McDonald’s has been getting some bad press lately. Protesters in Chicago expressed their displeasure with the company’s wages and working conditions on Tuesday May 23, 2017. On the same day here in Ottawa, a woman was awarded $100,000.00 in damages by the Ontario Court of Appeal for wrongful dismissal after working for McDonald’s for twenty-five years. The court held she had been constructively dismissed, meaning the employer unilaterally changed the terms of employment in a way that effectively ended the employment relationship. The court also forced the company to pay her $120,000.00 legal costs.

But employers in Ontario should not only take note of the recent Ontario Court of Appeal decision against Mickey D’s. The Ontario Court of Appeal released a case on Wednesday May 24, 2017 which follows a growing trend in Ontario employment case law.

Precarious employment is on the rise, with temporary employment contracts characterizing many people’s employment situation. The Canadian economy’s sluggishness is arguably one casualty of this reality, which arguably reinforces the trend towards short-term contracts.

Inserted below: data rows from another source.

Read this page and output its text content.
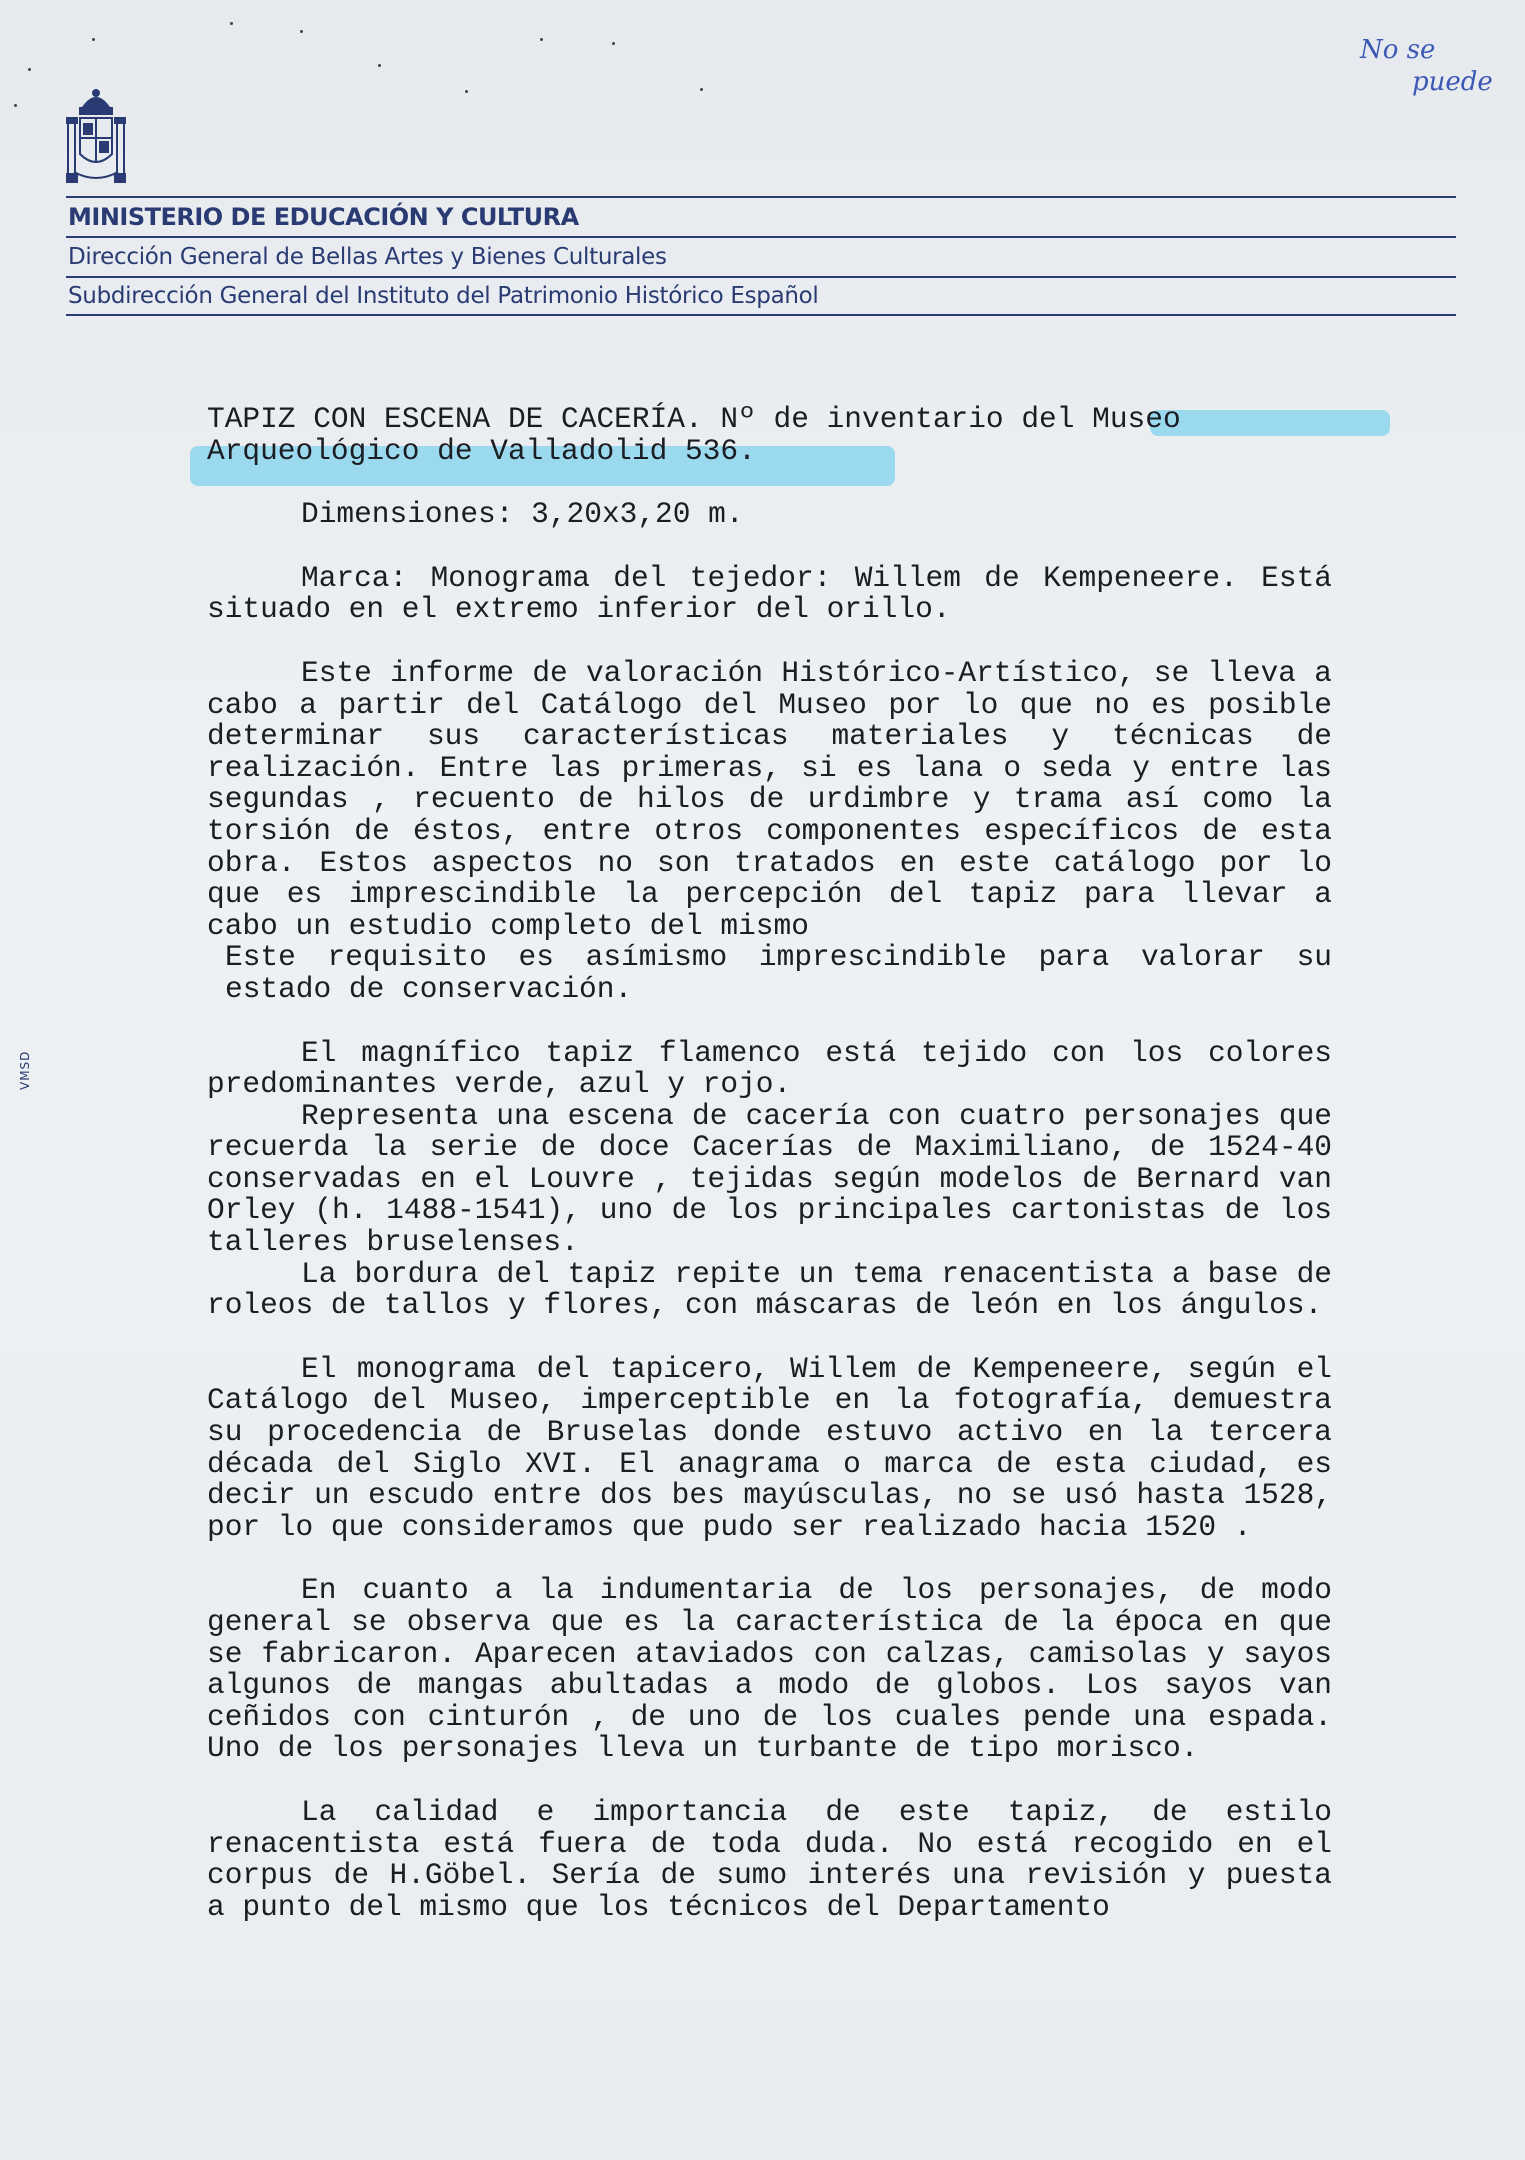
MINISTERIO DE EDUCACIÓN Y CULTURA
Dirección General de Bellas Artes y Bienes Culturales
Subdirección General del Instituto del Patrimonio Histórico Español
No se
puede
VMSD

TAPIZ CON ESCENA DE CACERÍA. Nº de inventario del Museo

Arqueológico de Valladolid 536.

Dimensiones: 3,20x3,20 m.

Marca: Monograma del tejedor: Willem de Kempeneere. Está situado en el extremo inferior del orillo.

Este informe de valoración Histórico-Artístico, se lleva a cabo a partir del Catálogo del Museo por lo que no es posible determinar sus características materiales y técnicas de realización. Entre las primeras, si es lana o seda y entre las segundas , recuento de hilos de urdimbre y trama así como la torsión de éstos, entre otros componentes específicos de esta obra. Estos aspectos no son tratados en este catálogo por lo que es imprescindible la percepción del tapiz para llevar a cabo un estudio completo del mismo

Este requisito es asímismo imprescindible para valorar su estado de conservación.

El magnífico tapiz flamenco está tejido con los colores predominantes verde, azul y rojo.

Representa una escena de cacería con cuatro personajes que recuerda la serie de doce Cacerías de Maximiliano, de 1524-40 conservadas en el Louvre , tejidas según modelos de Bernard van Orley (h. 1488-1541), uno de los principales cartonistas de los talleres bruselenses.

La bordura del tapiz repite un tema renacentista a base de roleos de tallos y flores, con máscaras de león en los ángulos.

El monograma del tapicero, Willem de Kempeneere, según el Catálogo del Museo, imperceptible en la fotografía, demuestra su procedencia de Bruselas donde estuvo activo en la tercera década del Siglo XVI. El anagrama o marca de esta ciudad, es decir un escudo entre dos bes mayúsculas, no se usó hasta 1528, por lo que consideramos que pudo ser realizado hacia 1520 .

En cuanto a la indumentaria de los personajes, de modo general se observa que es la característica de la época en que se fabricaron. Aparecen ataviados con calzas, camisolas y sayos algunos de mangas abultadas a modo de globos. Los sayos van ceñidos con cinturón , de uno de los cuales pende una espada. Uno de los personajes lleva un turbante de tipo morisco.

La calidad e importancia de este tapiz, de estilo renacentista está fuera de toda duda. No está recogido en el corpus de H.Göbel. Sería de sumo interés una revisión y puesta a punto del mismo que los técnicos del Departamento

But the economy is not the only casualty. Another is investors, as interest rates are suppressed arguably in order to permit many Canadians to satisfy their expenses while working in low wage, short-term contract jobs.

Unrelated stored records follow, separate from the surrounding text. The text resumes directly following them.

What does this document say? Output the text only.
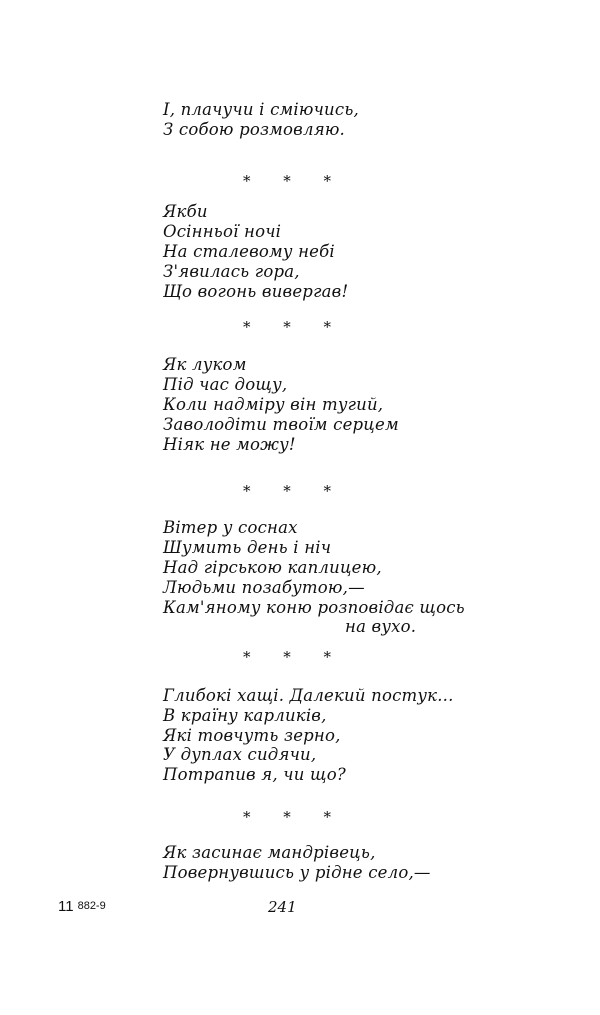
І, плачучи і сміючись,
З собою розмовляю.
* * *
Якби
Осінньої ночі
На сталевому небі
З'явилась гора,
Що вогонь вивергав!
* * *
Як луком
Під час дощу,
Коли надміру він тугий,
Заволодіти твоїм серцем
Ніяк не можу!
* * *
Вітер у соснах
Шумить день і ніч
Над гірською каплицею,
Людьми позабутою,—
Кам'яному коню розповідає щось
на вухо.
* * *
Глибокі хащі. Далекий постук...
В країну карликів,
Які товчуть зерно,
У дуплах сидячи,
Потрапив я, чи що?
* * *
Як засинає мандрівець,
Повернувшись у рідне село,—
11 882-9	241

A number of recent Ontario court cases suggest that the courts recognize another casualty of precarious employment: uncertainty for employees and termination without cause.

The single largest asset the middle class has is their jobs, and these hinge precariously on short term contracts that offer little certainty for employees. While this is arguably a reflection of the lack of certainty that companies themselves suffer, the public policy challenge the courts are grappling with is the effort to prevent employees from suffering the hardest brunt of economic uncertainty through short-term employment contracts, which make it easier for companies to satisfy investors by quickly removing employees from their expense ledgers.

There is a strong arguable case that, as a result, Ontario courts have come down hard on clauses that are contained in short term employment contracts, which permit an employee to be fired on the drop of a hat without cause as business needs arise. The most recent of these is the case of Wood v Fred Deeley Imports Ltd.

The plaintiff’s employment contract contained a termination clause which provided that the defendant was entitled to terminate her employment at any time without cause by providing her with two weeks’ notice of termination or pay in lieu of notice for each completed or partial year of employment.

But the court determined that the termination clause contravened the Employment Standards Act, 2000 and was therefore unenforceable because it did not mention the defendant’s statutory obligation to make benefits contributions during the notice period. The fact that the defendant actually made contributions to the plaintiff’s benefits plans during the notice period could not remedy an unenforceable and illegal termination clause. The termination clause was also unenforceable because it did not clearly satisfy the defendant’s statutory obligation to pay severance pay.

The plaintiff was entitled to reasonable notice of termination or the equivalent in damages.